Closed lazystone closed 5 years ago
Would you happen to have a log ? At least of the last executed query ? Thank you.
2015-06-04 03:02:58 CEST LOG: server process (PID 24488) was terminated by signal 11: Segmentation fault 2015-06-04 03:02:58 CEST DETAIL: Failed process was running: copy (select * from service_passenger_departure_view) to '/tmp/extract_and_build_database/service_passenger_departure.dmp'
What is the definition of the view, and the underlying tables column types, for column involved in a JOIN or WHERE clause ?
Does it crash every time you run this query, or only during your long transaction ?
Thank you.
I've substituted field names by their types:
CREATE OR REPLACE VIEW service_passenger_departure_view AS
SELECT DISTINCT psd.integer_column,
pbd.integer_column,
st.character_varying_2,
st.character_varying_64,
s.character_varying_10,
s.character_varying_256,
st.integer_column,
s.character_varying_40,
ps.boolean_column,
ps.character_varying_3,
ps.timestamp_with_time_zone,
ps.integer_column,
ps.timestamp_with_time_zone
FROM st, s, pbd, psd, ps
WHERE ps.integer_column IS NOT NULL AND st.inter_column = (s.inter_column + 0) AND s.integer_column = (ps.integer_column + 0) AND pbd.integer_column = (ps.integer_column + 0) AND psd.integer_column = (ps.integer_column + 0);
I guess that it fails every time.
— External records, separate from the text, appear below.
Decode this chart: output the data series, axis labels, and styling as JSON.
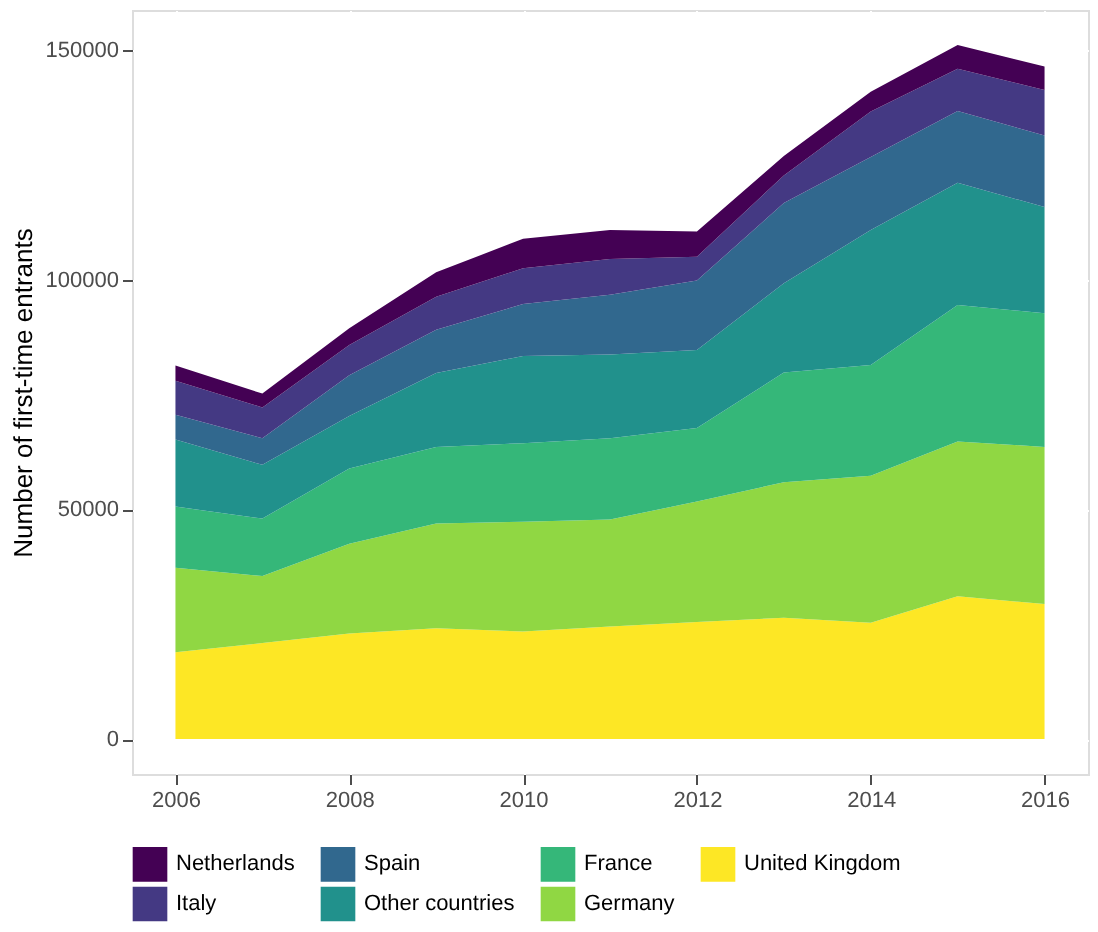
{
  "chart_data": {
    "type": "area",
    "stacked": true,
    "ylabel": "Number of first-time entrants",
    "x": [
      2006,
      2007,
      2008,
      2009,
      2010,
      2011,
      2012,
      2013,
      2014,
      2015,
      2016
    ],
    "series": [
      {
        "name": "United Kingdom",
        "color": "#fde725",
        "values": [
          18900,
          20900,
          23000,
          24100,
          23400,
          24500,
          25500,
          26400,
          25300,
          31100,
          29400
        ]
      },
      {
        "name": "Germany",
        "color": "#90d743",
        "values": [
          18400,
          14600,
          19500,
          22800,
          23900,
          23300,
          26200,
          29500,
          32000,
          33700,
          34200
        ]
      },
      {
        "name": "France",
        "color": "#35b779",
        "values": [
          13300,
          12500,
          16400,
          16700,
          17100,
          17700,
          16000,
          23900,
          24100,
          29700,
          29100
        ]
      },
      {
        "name": "Other countries",
        "color": "#21918c",
        "values": [
          14600,
          11700,
          11400,
          16100,
          19000,
          18200,
          17000,
          19400,
          29400,
          26600,
          23100
        ]
      },
      {
        "name": "Spain",
        "color": "#31688e",
        "values": [
          5400,
          5800,
          8900,
          9400,
          11300,
          13000,
          15100,
          17500,
          15900,
          15600,
          15600
        ]
      },
      {
        "name": "Italy",
        "color": "#443983",
        "values": [
          7400,
          6700,
          6600,
          7200,
          7800,
          7800,
          5200,
          6000,
          9900,
          9200,
          9900
        ]
      },
      {
        "name": "Netherlands",
        "color": "#440154",
        "values": [
          3300,
          3000,
          3600,
          5300,
          6400,
          6300,
          5500,
          4200,
          4300,
          5200,
          5100
        ]
      }
    ],
    "xlim": [
      2005.5,
      2016.5
    ],
    "xticks": [
      2006,
      2008,
      2010,
      2012,
      2014,
      2016
    ],
    "ylim": [
      -7600,
      158700
    ],
    "yticks": [
      0,
      50000,
      100000,
      150000
    ],
    "grid": true,
    "legend": "bottom"
  }
}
But can't say for sure right now.
Tried to enable it once more - fails on another query now:
16:02:30 CEST LOG: server process (PID 49306) was terminated by signal 11: Segmentation fault
2015-06-04 16:02:30 CEST DETAIL: Failed process was running: /* load collection se.paxport.paxoutput.core.model.DocumentEntity.documentReceivers */ select documentre0_.document_id as document1_2_0_, documentre0_.address as address2_5_0_, documentre0_.as_attachment as as_attac3_5_0_, documentre0_.carbon_copy as carbon_c4_5_0_, documentre0_.name as name5_5_0_, documentre0_.receive_only_reportable_data as receive_6_5_0_, documentre0_.receiver_id as receiver7_5_0_, documentre0_.sent_at as sent_at8_5_0_, documentre0_.split_mail_pnl as split_ma9_5_0_, documentre0_.type as type10_5_0_, documentre0_.use_adl_all_group as use_adl11_5_0_ from t_document_receiver documentre0_ where documentre0_.document_id=$1
I tried to reproduce your issue, but without success. Could you provide a self-contained test or a dump of the required data ? (you can send it at powa (at) dalibo (dot) com if you need privacy).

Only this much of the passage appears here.